Première leçon mais qui n’est pas une surprise pour nous les féministes, mieux vaut porter au pouvoir un homme qui défend les acquis fondamentaux des femmes, qu’une femme qui déclarer vouloir les piétiner.

Je salue aussi l’artiste comme modèle pour les opprimés quel que soit leur sexe. On l’a dit et répété, la force d’ Obama a été de ne pas se présenter comme le candidat des minorités. En cela il a été servi pas son histoire personnelle qui n’est pas celle des Noirs issus de l’esclavage et de la ségrégation. Orlando Patterson, professeur de sociologie à l’université Harvard du Massachussetts, interrogé par le journal le Monde du 15 octobre insiste sur le fait que « Obama est le résultat de l’entrée massive de Noirs sur le territoire américain depuis cinquante ans. Or, ceux qui ne sont pas des Africains-Américains historiques réussissent socialement souvent mieux » Il rappelle la méfiance des leaders noirs traditionnels à l’égard d’Obama qui ne faisait pas partie de la « bande ». Et de citer une anecdote révélatrice :
« Lorsque Obama évoque le comportement déplorable de tant de pères Noirs qui abandonnent femmes et enfants, c’est insupportable pour les dirigeants noirs traditionnels. Pas parce que c’est faux, mais parce qu’il en parle publiquement. Pour eux, critiquer les siens constitue un acte de déloyauté inadmissible. C’est pour ça qu’au début, le révérend Jesse Jackson dit sans savoir qu’un micro est branché : « On va lui coupes les c… ». Comment peut-on s’améliorer si on refuse de parler de ce qui ne va pas ?

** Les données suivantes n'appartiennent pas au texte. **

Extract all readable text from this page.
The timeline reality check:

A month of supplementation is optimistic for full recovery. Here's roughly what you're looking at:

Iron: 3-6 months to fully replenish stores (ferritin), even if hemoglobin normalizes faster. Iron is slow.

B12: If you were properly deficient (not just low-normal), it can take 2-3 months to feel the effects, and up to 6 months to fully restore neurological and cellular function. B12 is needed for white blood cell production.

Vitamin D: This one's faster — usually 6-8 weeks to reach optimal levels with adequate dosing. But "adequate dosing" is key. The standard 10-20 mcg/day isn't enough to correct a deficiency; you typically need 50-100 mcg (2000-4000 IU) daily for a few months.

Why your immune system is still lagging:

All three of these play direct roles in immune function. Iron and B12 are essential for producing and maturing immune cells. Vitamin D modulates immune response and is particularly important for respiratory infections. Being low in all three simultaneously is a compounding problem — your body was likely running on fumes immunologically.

Deuxième leçon de la victoire d’Obama, pour avancer il faut oser reconnaître, au-delà des blessures infligées par l’histoire, ses propres responsabilités. Le rappel permanent des horreurs du passé détruit en premier l’opprimé qui devient incapable de s’améliorer. La victoire aide à oublier. Elle est la meilleure des thérapies. Le révérend Jackson a pleuré le soir des résultats devant les caméras du monde entier, des larmes qui étaient à la mesure de l’humiliation d’un passé qui avait failli anéantir ses rêves. Comme le note Orlando Patterson :

« Obama a contourné l’obstacle. Aujourd’hui, les dirigeants noirs sont tellement enthousiastes à la seul idée qu’un Noir soit élu président qu’ils en oublient leurs griefs ».

Certes Obama n’est pas élu simplement du fait de la couleur de sa peau dont il n’a pas voulu faire un argument. Mais comment ne pas reconnaître que tous les Noirs ne peuvent qu’être bouleversés de joie en se disant que cet homme là est Noir ?

Et c’est la troisième leçon : la force du symbole. C’est cela que nous féministes voulons dire à nos amies femmes ou hommes qui ne comprennent pas pourquoi nous attachons de l’importance à ce qu’un jour une femme atteigne le poste suprême du pouvoir. Nous ne voulons pas une femme n’importe laquelle, quelles que soient ses idées, une Sarah Palin par exemple - nous voulons une femme qui porte l’essentiel de nos idées- peut-être s’il le faut avec juste le même flou que Barak Obama - Or ces femmes sont là sous nos yeux chez nous, ailleurs aussi. Et nous le voulons car dans l’histoire du mouvement des femmes vers leur libération, le fait de réussir à se hisser à ces niveaux est une nécessité pour dépasser le passé.